Management of Menorrhagia Associated With Chemotherapy-Induced Thrombocytopenia in Women With Hematologic Malignancy

Jill S. Bates, Pharm.D., M.S.; Larry W. Buie, Pharm.D.; C. Brock Woodis, Pharm.D.


Pharmacotherapy. 2011;31(11):1092-1110. 

In This Article

Menstrual Cycle

The ovarian hormones estrogen and progesterone, as well as the pituitary hormones folliclestimulating hormone (FSH) and luteinizing hormone (LH), are integral to the menstrual cycle.[14] The menstrual phase, which is caused by progesterone withdrawal, is traditionally known to begin on day 1 of the menstrual cycle and continues for 4–6 days. Estrogen is the predominant circulating sex steroid during the follicular or proliferative phase (usually days 7–14) and is responsible for regeneration of the endometrium. As estradiol levels increase, maturation of the dominant ovarian follicle occurs. Ovulation occurs around day 14 of the menstrual cycle and is triggered by a surge in LH; the secretory or luteal phase (days 15–28) follow.[1,14] Absence of active pregnancy will result in regression of the corpus luteum and decreases in estrogen and progesterone, with menses beginning yet again.[1] Healthy women may have a menstrual cycle that ranges from 21–35 days, with the average being 28 days.[15]

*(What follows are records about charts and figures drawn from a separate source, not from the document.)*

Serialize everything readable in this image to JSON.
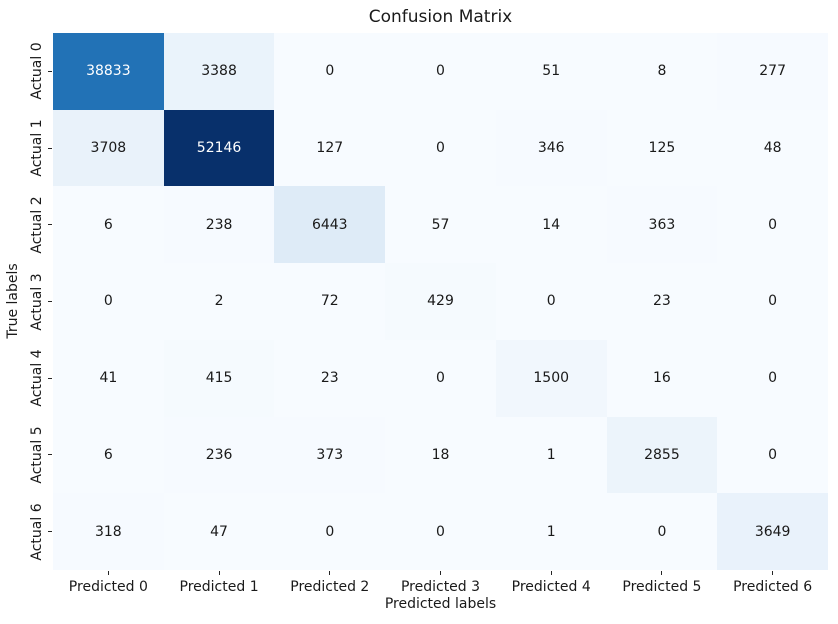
{
  "figure": {
    "background_color": "#ffffff",
    "text_color": "#1a1a1a"
  },
  "chart_data": {
    "type": "heatmap",
    "title": "Confusion Matrix",
    "xlabel": "Predicted labels",
    "ylabel": "True labels",
    "x_tick_labels": [
      "Predicted 0",
      "Predicted 1",
      "Predicted 2",
      "Predicted 3",
      "Predicted 4",
      "Predicted 5",
      "Predicted 6"
    ],
    "y_tick_labels": [
      "Actual 0",
      "Actual 1",
      "Actual 2",
      "Actual 3",
      "Actual 4",
      "Actual 5",
      "Actual 6"
    ],
    "values": [
      [
        38833,
        3388,
        0,
        0,
        51,
        8,
        277
      ],
      [
        3708,
        52146,
        127,
        0,
        346,
        125,
        48
      ],
      [
        6,
        238,
        6443,
        57,
        14,
        363,
        0
      ],
      [
        0,
        2,
        72,
        429,
        0,
        23,
        0
      ],
      [
        41,
        415,
        23,
        0,
        1500,
        16,
        0
      ],
      [
        6,
        236,
        373,
        18,
        1,
        2855,
        0
      ],
      [
        318,
        47,
        0,
        0,
        1,
        0,
        3649
      ]
    ],
    "vmin": 0,
    "vmax": 52146,
    "colormap": "Blues",
    "colormap_stops": [
      "#f7fbff",
      "#deebf7",
      "#c6dbef",
      "#9ecae1",
      "#6baed6",
      "#4292c6",
      "#2171b5",
      "#08519c",
      "#08306b"
    ],
    "annotation_color_on_light": "#1a1a1a",
    "annotation_color_on_dark": "#ffffff",
    "grid": false,
    "legend": "none",
    "colorbar": false
  }
}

The neuroendocrine effects of gonadotropinreleasing hormone (GnRH) from the hypothalamus is responsible for release of both FSH and LH from the anterior pituitary and is therefore essential to regulation of the menstrual cycle.[15–17] Estrogen and progesterone act by negative feedback on the hypothalamic-pituitary axis to inhibit GnRH.[17] This negative feedback pathway explains why the use of GnRH analogs can lead to a hypoestrogenic state and result in amenorrhea.[18]